Last week, I paid $5.49 a pound for hamburger at the supermarket. I remember in 1966, hamburger cost about 29 cents a pound. So hamburger prices have increased 1,793 percent (about 38 percent per year) while federal grazing fees have risen only 10 percent. Fees for every activity on public land have been either created and/or increased significantly in the last 46 years for the general public, so why not for the rancher?
For the price of one pound of hamburger at $5.49 a pound, a rancher can feed about four cows or 20 sheep for a month on public land. To me, as a public land user and retired business owner, it seems the rancher occupies a pretty enviable spot now, without any more tax breaks. So “Where’s the beef?”

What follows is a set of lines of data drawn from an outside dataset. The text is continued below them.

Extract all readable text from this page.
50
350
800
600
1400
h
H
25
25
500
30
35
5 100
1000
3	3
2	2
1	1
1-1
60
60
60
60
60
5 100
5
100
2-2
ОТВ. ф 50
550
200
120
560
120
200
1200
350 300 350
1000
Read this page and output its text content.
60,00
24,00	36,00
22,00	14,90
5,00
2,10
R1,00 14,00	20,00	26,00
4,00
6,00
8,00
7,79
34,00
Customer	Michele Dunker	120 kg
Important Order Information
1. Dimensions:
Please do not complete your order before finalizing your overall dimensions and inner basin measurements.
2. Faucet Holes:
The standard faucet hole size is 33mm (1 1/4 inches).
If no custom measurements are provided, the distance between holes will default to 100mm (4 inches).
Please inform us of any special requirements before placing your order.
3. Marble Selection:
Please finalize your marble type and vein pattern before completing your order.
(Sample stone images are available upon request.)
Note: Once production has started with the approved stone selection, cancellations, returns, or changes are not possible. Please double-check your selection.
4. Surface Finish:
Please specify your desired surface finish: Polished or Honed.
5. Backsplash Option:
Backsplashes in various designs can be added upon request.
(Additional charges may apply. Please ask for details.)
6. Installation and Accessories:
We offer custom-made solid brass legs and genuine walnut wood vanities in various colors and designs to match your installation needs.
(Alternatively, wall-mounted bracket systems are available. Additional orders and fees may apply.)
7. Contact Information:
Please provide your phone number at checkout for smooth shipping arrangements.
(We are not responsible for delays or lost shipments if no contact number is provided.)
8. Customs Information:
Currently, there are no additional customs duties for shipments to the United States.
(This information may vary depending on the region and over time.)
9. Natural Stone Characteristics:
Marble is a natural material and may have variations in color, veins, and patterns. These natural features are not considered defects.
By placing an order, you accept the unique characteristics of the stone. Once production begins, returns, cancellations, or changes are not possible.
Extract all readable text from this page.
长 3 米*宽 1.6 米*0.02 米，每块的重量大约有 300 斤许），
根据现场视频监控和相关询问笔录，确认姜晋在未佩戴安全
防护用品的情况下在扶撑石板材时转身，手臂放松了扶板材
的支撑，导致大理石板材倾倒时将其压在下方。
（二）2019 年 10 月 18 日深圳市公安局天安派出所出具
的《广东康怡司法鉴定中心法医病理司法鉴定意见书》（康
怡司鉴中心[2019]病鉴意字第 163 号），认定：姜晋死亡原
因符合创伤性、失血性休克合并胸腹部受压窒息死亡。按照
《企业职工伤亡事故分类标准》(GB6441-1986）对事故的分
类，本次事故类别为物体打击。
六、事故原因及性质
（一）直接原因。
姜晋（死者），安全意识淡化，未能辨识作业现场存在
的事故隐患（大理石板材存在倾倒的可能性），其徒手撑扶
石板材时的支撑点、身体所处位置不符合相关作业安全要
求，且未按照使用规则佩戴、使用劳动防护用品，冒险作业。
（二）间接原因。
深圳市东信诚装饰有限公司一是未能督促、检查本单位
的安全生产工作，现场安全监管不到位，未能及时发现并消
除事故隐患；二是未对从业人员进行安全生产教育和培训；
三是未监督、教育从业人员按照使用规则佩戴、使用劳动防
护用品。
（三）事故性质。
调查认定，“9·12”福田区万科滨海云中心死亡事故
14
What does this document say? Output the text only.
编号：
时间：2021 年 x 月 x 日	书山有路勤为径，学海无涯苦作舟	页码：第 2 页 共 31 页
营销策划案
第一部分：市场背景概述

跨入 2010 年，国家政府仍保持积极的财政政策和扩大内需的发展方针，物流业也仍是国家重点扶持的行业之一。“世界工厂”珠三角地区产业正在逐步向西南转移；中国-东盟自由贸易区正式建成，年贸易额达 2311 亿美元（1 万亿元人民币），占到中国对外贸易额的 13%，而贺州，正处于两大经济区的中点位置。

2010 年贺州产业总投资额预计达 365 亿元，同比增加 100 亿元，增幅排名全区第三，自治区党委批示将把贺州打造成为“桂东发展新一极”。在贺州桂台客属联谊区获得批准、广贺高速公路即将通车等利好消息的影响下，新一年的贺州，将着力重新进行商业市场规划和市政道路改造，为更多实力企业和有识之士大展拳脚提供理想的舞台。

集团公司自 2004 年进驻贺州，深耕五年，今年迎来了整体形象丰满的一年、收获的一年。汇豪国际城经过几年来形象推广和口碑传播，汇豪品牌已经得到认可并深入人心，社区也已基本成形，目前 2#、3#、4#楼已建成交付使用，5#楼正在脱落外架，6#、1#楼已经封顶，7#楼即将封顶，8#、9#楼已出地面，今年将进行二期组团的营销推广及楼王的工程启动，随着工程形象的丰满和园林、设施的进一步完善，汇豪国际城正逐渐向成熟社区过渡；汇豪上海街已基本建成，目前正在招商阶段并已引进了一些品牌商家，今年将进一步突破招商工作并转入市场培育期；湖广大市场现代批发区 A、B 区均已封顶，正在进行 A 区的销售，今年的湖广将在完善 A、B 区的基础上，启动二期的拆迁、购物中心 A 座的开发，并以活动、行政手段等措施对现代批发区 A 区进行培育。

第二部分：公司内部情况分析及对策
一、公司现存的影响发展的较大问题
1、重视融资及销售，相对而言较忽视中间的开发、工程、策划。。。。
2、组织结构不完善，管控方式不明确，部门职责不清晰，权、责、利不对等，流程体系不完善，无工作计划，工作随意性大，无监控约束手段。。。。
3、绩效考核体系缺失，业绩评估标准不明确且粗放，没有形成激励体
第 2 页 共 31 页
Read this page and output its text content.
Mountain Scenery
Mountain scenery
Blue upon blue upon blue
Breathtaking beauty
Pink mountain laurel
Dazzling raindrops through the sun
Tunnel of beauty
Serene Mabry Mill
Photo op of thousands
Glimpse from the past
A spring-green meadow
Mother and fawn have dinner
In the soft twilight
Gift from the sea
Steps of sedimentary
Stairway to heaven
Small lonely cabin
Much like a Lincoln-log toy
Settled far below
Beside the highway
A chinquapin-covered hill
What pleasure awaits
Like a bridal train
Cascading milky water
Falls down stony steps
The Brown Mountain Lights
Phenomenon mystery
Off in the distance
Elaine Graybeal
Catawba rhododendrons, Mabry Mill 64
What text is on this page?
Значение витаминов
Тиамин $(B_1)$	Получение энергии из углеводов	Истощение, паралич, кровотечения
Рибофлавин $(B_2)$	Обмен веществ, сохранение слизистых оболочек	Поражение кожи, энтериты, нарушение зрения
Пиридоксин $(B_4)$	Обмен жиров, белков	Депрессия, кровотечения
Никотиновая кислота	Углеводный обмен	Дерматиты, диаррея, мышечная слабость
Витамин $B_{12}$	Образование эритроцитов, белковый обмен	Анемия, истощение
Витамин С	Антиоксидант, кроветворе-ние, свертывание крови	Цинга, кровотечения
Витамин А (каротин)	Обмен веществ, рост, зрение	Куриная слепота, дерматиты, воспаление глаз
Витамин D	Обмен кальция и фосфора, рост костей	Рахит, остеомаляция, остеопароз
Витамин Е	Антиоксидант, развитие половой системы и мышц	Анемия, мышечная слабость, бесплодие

Mr. Jenson proposes a new tax break at the same time he bemoans the hard work ahead to make cuts to solve our existing $100 million state budget shortfall.
I view Mr. Jenson’s bill as completely irresponsible. It’s a bad idea. It sets up yet another unnecessary, unfunded and costly tax break for the exclusive benefit of ranchers. That’s pure beef barrel politics at its best.
All in a time of unprecedented state budget deficits and tax revenue shortfalls in Oregon. Mr. Jenson and his bill are why I will vote the “no incumbent” ticket this fall.
David N. Whitson lives in La Grande.